而很快,在透过无菌病房的监控发现出事的值班医生,带着医院保安火速赶了过来
看到病房内的情景,值班医生吓了一跳,立刻喊人去报警。
一听报警,流云躲在纪由乃身后,就如同一个做错事的孩子般,个子很高的他,附在纪由乃耳边,“小乃,我伤了人,不会被抓走吧?”
“不会,没人能带走你。”纪由乃冷静的安抚道。
白斐然并未离开医院,只是跑去了医院顶层的天台,在通过所有渠道,替宫司屿联系国外的病毒科专家权威,将宫司屿的病例以及血液检查报告以邮件的形式发送给他们,以寻求解决方案。

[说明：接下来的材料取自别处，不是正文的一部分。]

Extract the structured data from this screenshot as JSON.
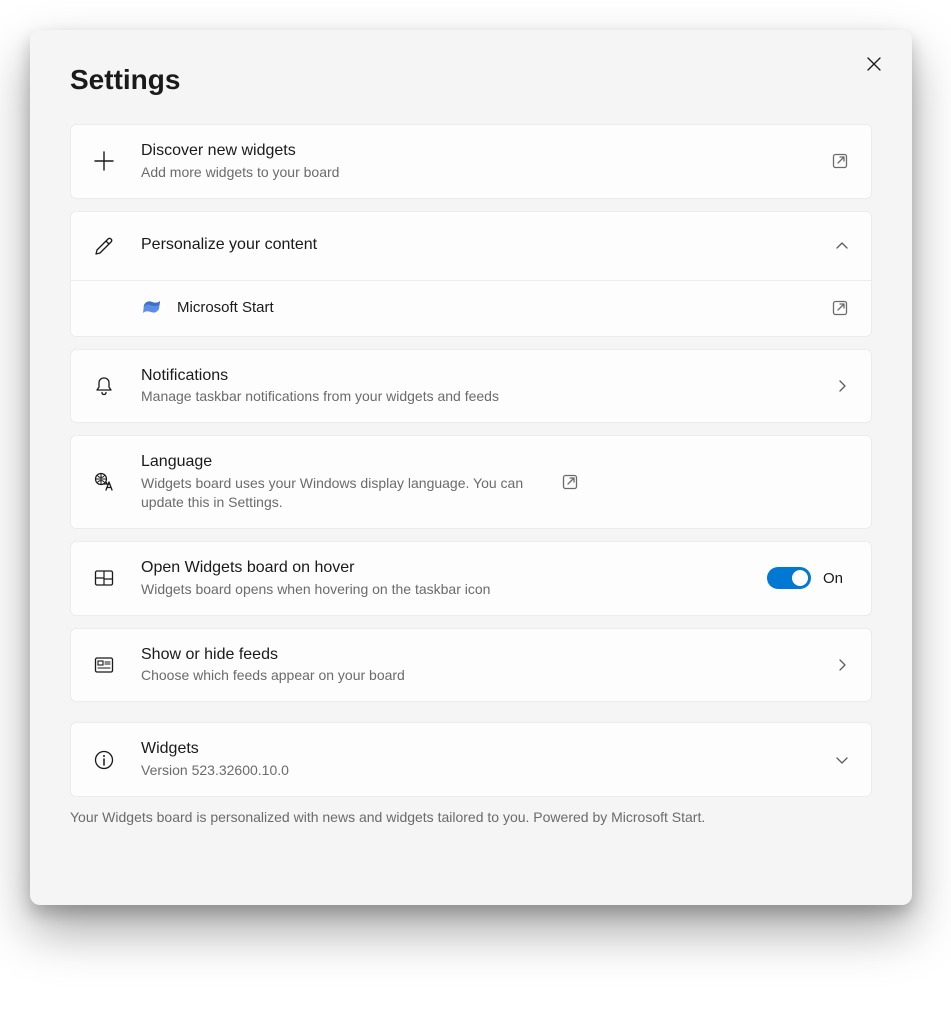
{
  "title": "Settings",
  "rows": {
    "discover": {
      "title": "Discover new widgets",
      "sub": "Add more widgets to your board"
    },
    "personalize": {
      "title": "Personalize your content",
      "sub_item": "Microsoft Start"
    },
    "notifications": {
      "title": "Notifications",
      "sub": "Manage taskbar notifications from your widgets and feeds"
    },
    "language": {
      "title": "Language",
      "sub": "Widgets board uses your Windows display language. You can update this in Settings."
    },
    "hover": {
      "title": "Open Widgets board on hover",
      "sub": "Widgets board opens when hovering on the taskbar icon",
      "toggle_state": "On"
    },
    "feeds": {
      "title": "Show or hide feeds",
      "sub": "Choose which feeds appear on your board"
    },
    "widgets_version": {
      "title": "Widgets",
      "sub": "Version 523.32600.10.0"
    }
  },
  "footer": "Your Widgets board is personalized with news and widgets tailored to you. Powered by Microsoft Start."
}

一见到楼下有警车鸣笛声,以为是出了什么事,他赶紧回到了病房。
见到一地的血,昏迷不醒的医生,和躲在纪由乃身后,根本不配合探员的流云。
他面无表情进入。
“这个人根本不是医生,拿着瓶福尔马林要给宫司屿换点滴瓶,幸亏我机智发现的早,不然真给宫司屿注射进入了福尔马林,不得死人吗?你们凭什么抓我?”
流云对准一个想把他铐起来的探员飞出一脚。
一见白斐然回来了,从纪由乃背后,躲到了他的身后。